4. Plan your outreach and provide proof of concept

Journalists and site admins are drowning in poor quality content that gets pitched to them in huge quantities. In order to achieve links to your content, your outreach approach needs to be spot on and you need to show you are a responsible, reliable source of data.


A good way of doing this is to add a proof of concept document that packages up all of your research and helps show the publisher that this story will perform well for their site. These proof of concept docs can include:

•    Search volumes from Google trends
•    Social media advertisement screenshots that have engaged a similar audience to that of your publishers
•    Any evidence from your research phase

This kind of evidence shows publishers that your content is likely to do well. It minimises the risk to them and we’ve found that it dramatically increases your chances of getting coverage and therefore achieving links.

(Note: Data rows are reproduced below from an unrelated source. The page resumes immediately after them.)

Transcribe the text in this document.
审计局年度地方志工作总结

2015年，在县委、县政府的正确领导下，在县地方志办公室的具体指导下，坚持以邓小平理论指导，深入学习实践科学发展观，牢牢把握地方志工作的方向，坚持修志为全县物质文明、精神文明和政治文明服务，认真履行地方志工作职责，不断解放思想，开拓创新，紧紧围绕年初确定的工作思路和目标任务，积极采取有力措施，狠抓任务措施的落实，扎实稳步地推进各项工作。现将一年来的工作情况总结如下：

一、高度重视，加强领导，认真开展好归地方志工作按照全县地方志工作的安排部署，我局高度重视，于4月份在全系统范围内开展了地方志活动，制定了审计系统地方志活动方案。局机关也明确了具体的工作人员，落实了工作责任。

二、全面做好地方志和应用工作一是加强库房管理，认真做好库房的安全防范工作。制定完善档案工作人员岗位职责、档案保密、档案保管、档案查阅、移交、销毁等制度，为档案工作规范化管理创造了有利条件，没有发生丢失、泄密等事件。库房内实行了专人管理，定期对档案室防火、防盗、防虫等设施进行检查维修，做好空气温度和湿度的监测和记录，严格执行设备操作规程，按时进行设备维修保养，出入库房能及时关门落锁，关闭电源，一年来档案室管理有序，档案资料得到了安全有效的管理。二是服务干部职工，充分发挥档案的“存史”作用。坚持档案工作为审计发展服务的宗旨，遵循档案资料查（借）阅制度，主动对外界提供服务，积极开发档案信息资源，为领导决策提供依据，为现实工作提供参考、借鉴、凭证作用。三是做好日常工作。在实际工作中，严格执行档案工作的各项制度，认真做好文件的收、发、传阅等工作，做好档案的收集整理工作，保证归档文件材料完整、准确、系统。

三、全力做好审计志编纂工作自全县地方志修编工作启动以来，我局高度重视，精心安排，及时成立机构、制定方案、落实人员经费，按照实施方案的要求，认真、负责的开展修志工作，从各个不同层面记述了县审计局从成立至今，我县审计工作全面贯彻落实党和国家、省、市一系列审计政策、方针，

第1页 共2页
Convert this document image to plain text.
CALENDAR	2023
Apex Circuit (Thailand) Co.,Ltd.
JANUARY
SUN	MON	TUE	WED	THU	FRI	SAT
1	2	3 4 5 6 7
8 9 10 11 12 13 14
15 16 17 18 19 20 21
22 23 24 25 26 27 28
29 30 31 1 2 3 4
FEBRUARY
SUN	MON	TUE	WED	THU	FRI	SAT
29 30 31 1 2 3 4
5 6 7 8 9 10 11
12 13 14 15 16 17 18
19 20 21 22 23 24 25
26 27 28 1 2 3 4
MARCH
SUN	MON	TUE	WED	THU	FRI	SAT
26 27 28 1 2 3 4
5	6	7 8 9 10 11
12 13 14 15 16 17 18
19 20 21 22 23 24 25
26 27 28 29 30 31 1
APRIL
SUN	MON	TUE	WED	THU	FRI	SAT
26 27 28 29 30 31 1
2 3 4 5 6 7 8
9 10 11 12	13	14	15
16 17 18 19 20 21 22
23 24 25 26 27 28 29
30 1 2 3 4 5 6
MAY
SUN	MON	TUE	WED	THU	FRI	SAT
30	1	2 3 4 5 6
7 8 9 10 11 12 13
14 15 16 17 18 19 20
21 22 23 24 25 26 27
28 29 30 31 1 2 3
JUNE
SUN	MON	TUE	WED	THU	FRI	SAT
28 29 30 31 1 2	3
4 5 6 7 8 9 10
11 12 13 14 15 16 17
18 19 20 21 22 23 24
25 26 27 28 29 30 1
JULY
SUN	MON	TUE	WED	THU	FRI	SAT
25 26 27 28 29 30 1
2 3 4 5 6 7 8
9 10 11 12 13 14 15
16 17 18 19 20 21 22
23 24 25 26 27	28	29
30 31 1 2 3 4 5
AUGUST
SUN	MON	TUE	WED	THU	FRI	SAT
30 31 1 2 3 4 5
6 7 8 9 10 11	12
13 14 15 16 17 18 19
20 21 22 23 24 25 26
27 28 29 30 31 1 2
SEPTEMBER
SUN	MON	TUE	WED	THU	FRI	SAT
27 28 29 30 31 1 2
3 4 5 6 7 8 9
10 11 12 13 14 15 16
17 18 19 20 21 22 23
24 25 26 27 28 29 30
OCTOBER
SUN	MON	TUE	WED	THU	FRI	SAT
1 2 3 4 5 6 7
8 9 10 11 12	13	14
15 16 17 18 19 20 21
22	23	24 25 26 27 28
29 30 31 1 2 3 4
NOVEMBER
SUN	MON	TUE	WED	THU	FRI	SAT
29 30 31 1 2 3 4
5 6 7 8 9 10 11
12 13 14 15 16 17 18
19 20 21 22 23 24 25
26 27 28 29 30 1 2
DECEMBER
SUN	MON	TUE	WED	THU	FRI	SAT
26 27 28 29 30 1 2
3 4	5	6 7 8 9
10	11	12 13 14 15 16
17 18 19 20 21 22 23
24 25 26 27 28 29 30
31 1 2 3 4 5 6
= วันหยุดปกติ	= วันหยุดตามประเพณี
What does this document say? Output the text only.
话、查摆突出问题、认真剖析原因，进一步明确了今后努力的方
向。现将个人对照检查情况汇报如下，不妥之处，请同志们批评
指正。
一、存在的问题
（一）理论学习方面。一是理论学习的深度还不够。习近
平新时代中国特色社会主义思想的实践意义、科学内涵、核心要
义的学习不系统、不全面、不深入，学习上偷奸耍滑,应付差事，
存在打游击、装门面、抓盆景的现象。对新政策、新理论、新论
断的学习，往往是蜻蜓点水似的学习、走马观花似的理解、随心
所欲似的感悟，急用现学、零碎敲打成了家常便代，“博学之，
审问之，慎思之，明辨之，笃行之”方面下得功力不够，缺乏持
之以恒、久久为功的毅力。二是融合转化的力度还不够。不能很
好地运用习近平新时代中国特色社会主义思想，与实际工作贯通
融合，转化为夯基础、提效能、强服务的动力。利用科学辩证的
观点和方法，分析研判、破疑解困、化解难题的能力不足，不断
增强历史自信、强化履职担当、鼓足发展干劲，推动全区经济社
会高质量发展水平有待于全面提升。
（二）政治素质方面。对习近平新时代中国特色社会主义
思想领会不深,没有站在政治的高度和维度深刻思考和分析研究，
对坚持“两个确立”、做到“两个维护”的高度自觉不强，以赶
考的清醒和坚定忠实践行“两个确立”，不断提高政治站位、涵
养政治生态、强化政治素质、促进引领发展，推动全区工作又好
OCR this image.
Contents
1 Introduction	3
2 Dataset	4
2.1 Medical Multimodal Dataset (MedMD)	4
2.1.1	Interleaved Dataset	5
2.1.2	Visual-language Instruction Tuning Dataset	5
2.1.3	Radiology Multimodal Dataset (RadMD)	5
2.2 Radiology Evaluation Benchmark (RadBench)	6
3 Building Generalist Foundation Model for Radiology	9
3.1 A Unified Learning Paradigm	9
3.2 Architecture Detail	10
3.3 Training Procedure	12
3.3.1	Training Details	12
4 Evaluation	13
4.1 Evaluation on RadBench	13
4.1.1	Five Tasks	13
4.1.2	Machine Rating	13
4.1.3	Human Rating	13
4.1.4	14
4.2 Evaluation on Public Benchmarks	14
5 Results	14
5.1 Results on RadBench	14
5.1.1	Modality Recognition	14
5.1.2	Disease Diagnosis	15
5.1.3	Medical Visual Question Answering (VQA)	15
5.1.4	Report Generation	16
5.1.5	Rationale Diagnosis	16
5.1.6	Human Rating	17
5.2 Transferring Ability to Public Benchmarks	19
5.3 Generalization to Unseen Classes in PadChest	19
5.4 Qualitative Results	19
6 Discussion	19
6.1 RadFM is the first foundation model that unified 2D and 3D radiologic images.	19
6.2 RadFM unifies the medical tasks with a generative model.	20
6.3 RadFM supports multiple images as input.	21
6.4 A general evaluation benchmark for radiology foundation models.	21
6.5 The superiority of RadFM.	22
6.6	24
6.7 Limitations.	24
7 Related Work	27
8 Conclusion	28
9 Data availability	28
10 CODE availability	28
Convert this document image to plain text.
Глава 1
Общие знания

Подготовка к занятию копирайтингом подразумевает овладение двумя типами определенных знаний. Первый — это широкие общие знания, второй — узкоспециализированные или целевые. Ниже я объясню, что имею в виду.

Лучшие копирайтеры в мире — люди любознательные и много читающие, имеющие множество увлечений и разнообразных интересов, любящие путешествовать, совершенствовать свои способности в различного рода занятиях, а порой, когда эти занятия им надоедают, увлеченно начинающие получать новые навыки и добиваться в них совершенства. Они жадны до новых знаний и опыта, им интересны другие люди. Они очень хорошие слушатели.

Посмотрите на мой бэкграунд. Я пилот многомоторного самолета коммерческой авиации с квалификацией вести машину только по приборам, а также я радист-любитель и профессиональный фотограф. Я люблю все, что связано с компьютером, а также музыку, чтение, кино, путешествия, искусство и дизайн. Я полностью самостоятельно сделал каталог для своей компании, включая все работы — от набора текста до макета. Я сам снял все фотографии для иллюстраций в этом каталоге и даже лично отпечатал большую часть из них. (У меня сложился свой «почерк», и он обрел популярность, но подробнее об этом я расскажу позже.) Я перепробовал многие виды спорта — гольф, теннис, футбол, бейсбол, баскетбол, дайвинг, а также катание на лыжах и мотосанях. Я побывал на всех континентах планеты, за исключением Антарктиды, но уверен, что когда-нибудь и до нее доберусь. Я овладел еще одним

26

Getting over the finish line and achieving a link back to your original content piece is the final hurdle. Let’s recap:

•    You’ve given the publisher a story based on a solid idea that will perform well amongst their target demographics.
•    You’ve created a visually stunning piece of content that they’ll be happy to link to.
•    You’ve ensured your content is newsworthy by using in-depth data and/or analysis.
•    You’ve minimised the risk for the publisher by proving that your content will perform.

A link will usually come as a by-product of the content piece being so awesome that it deserves a mention, but this isn’t always the case. Ideally your content piece will hold a bit more meat than the publisher’s story; that way any user wishing to find out more can do so by exploring your content piece. This can be the case with large landing page pieces that can’t be hosted by other sites (unlike an infographic which can simply be embedded in the publisher’s site).

Start applying each of these tips and you'll begin to see more success from your content driven link building efforts!